Working out water sharing pacts will be a delicate matter, whch goes against the Pakistani military's smash-and-grab tactics when they saw anything they wanted in Afghanistan. The same for the country's incredible mineral riches, which Pakistan's military has known about since the Soviet era.

In sum, the American enterprise in that part of the world should be focused on Afghanistan, not Pakistan. This doesn't mean turning our backs on Pakistan -- never wise to turn one's back on a tiger, particularly not after grabbing its tail -- but the sooner Afghanistan is stabilized the sooner we can draw down troops there then fall into the 'hovering' routine we currently perform in Iraq until Pakistan gets clear that Afghanistan is not its sandbox.

I was very glad to see that Joe Klein's column gave space to Matt Waldman's paper on the ISI's involvement with the Taliban because the paper has not gotten enough attention in the mainstream media. However, Mr Klein is wrong to assume that the paper's revelations are in the rear-view mirror. Pakistan's military/ISI have not turned over a new leaf, not yet, and it's not a given that they will. They have simply become aware that they're now under great scrutiny from the international community, so they've become more careful. For that reason, the scrutiny should be unrelenting until there is strong evidence they've stopped using their purported fear of India as justification to sponsor terrorism.
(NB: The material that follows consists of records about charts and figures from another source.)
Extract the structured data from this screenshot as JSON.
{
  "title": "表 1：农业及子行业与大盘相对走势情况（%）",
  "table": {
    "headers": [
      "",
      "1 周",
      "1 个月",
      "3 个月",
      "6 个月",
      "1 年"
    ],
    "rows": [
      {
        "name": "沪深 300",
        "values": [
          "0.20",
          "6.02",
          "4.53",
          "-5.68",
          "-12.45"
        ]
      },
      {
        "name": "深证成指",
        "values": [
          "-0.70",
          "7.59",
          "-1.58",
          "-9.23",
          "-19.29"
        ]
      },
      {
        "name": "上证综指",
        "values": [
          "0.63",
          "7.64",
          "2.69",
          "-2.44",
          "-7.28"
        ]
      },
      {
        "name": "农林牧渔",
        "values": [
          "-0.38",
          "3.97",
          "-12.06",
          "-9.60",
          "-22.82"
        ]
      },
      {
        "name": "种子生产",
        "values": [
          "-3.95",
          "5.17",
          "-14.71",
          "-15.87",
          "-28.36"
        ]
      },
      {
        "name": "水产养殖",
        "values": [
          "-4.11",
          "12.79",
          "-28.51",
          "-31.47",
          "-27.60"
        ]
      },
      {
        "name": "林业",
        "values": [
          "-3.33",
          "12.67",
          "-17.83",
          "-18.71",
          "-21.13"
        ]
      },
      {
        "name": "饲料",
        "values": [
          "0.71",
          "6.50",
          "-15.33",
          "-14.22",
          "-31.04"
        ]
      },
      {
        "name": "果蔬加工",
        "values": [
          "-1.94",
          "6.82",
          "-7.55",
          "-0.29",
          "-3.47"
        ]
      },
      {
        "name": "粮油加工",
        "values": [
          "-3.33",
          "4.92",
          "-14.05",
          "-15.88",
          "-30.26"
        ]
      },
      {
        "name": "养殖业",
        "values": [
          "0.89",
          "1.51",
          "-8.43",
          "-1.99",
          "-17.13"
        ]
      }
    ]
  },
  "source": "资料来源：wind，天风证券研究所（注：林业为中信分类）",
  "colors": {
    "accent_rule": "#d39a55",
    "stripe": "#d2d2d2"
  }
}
With all the above said, I was impressed by Mr Klein's sincerity; he was clearly trying to work his way through to an understanding of the Pakistan situation. Sincerity is not enough, however; as I hope this post indicates, it must be shored with better knowledge of Pakistan and Afghanistan.

Finally, for the colleague who has thrown up her hands in despair about the snail's pace of the war and its cost to American lives and the U.S. budget:

The Wikileaks scandal serves as a morality tale about the evils of playing Pandora, for in war there must be secrets. However, if not for the release of the Wikileaks Afghan War logs, the vast majority among the general public would still be unaware of the extent to which Pakistan's military acted against ours and those of other NATO nations. Where is the golden mean in this tragic situation?

Both the Iraq and Afghan campaigns were rooted in situations created by the U.S. government and some of its closest allies while they were fighting the Soviets. In both cases -- Iraq and Afghanistan -- the U.S. government viewed peoples in far flung regions -- peoples who'd never harmed the United States -- as chess pieces and the regions as a chessboard. That view is un-American, an affront to our Constitution and every value we hold dear.

So it came to a day when U.S. soldiers walked slowly down a dusty road in Iraq, patiently and at great risk to life and limb clearing IEDs. Lined along the road watching the soldiers were members of a Sunni tribe. Finally the Sunnis turned to each other and said, 'Why are we standing here watching these Americans risk their lives for us? We should be helping in this work.'

And so they did and thus, the true birth of the Anbar Awakening, which Bing West recounts in The Strongest Tribe. The Sunnis along the road also saw the true face of America that day.

This awful war, this long and costly war, is reminding us of who we really are. It we take that remembrance and fashion it into the determination that we must never again allow the kind of elected and appointed officials who find nothing strange in conceiving of other people as chess pieces, I don't think we'll ever to have to fight such a long war again.

The 1960s found the Afghans a self-reliant people who had no desire to make war on any of their neighbors, and who never did a damn thing to hurt America. We can't undo the wrongs we did to those people. We can insure that the country does not fall prey to Pakistan again as soon when we pull out.

I understand my words are cold comfort to Americans who have lost relatives in the war or seen them returned maimed in body or spirit. But it's by such words that I return again and again after quitting. I think it's okay to despair, okay to quit. Just not okay to quit for long. Too many people are depending on us.